ARTUR - the ARticulation TUtoR
The focus group of the ARTUR project is hearing- or speech impaired children and second language learners, three categories that may be helped by computer assisted pronunciation training, to increase the possibility of individual training.
Most existing computer based systems for articulation training offer some kind of feedback on the user's acoustic production.
For a hearing-impaired child with limited notion of the acoustic targets or a second language learner who does not have the distinction in his or her mother tongue it is however often more fruitful to focus on visual or tactile properties of the pronunciation. If a speech therapist is present during the training, the therapist interprets the feedback and gives instructions to the child on how to alter the articulation to reach the acoustic target. We want to extend the existing computer based articulation training by providing these instructions directly in a computer program, ARTUR.
Overview of ARTUR
ARTUR is a virtual speech tutor who can use three-dimensional animations of the face and internal parts of the mouth (tongue, palate, jaw etc) to give feedback on the difference between the user's deviation and a correct pronunciation.
The use of a talking head with internal parts is a key feature, as phonetic features that are hidden in a human speaker can be displayed.
ARTUR involves several subtasks:
Audio-visual detection of mispronounced speech:
The input to the system is the user's utterances and the aim is to detect deviations between the target and the user's pronunciation. As the expected input from the user is generally known it can be compared to a target utterance using forced alignment.
The performance of the speech recognition is improved by adding visual information of the speaker's face.
Marker-less tracking of facial features from video:
The facial data, such as jaw position and mouth opening, is extracted from video images of the face. This can be done either by fitting a three-dimensional model of the face to the face in the video images or by training two-dimensional face appearance models from a large database of face images.

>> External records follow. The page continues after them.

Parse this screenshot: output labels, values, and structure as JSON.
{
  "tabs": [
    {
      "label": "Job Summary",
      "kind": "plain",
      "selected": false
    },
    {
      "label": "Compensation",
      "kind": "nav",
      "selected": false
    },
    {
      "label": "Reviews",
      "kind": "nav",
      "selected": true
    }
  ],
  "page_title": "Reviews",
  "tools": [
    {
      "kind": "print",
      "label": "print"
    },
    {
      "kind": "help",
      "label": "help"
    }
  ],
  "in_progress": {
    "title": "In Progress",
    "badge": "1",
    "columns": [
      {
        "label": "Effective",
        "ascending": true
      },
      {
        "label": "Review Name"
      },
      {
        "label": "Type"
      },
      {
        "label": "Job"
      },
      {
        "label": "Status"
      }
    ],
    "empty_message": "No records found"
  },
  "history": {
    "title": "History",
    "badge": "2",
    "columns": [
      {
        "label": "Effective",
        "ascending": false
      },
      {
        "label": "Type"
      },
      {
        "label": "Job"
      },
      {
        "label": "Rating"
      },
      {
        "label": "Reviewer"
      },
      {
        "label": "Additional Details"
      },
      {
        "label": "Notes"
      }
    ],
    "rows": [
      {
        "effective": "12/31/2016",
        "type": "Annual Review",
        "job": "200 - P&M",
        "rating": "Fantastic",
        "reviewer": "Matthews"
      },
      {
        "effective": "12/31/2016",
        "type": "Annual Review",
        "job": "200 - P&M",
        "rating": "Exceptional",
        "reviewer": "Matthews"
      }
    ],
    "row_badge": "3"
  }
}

The next step is to recreate the user's motion of the face and vocal tract from the speech signal and face parameters. The visual input is important as there is a many-to-one mapping of acoustics to articulation, which means that the articulation cannot be recovered from the speech signal alone. As there is a significant correlation between the face and the tongue positions, facial data is used to improve the articulatory inversion.
The user's and the correct articulations are synthesized using the models of the face and vocal tract developed at KTH, based on articulation data from, e.g. Magnetic Resonance Imaging (MRI) data and Electromagnetic Articulography (EMA) measurements.
Adaptation of the model to the user:
The shape of the face and vocal tract varies between individuals, and the articulatory inversion requires that the model is adapted automatically to each new user.
The output of the system, an articulatory representation of the training utterance, requires much attention. It is crucial that the feedback is comprehensible, useful and motivating for the student. A Wizard of Oz study has been carried out as a first step to test and refine the human-computer interface and feedback display.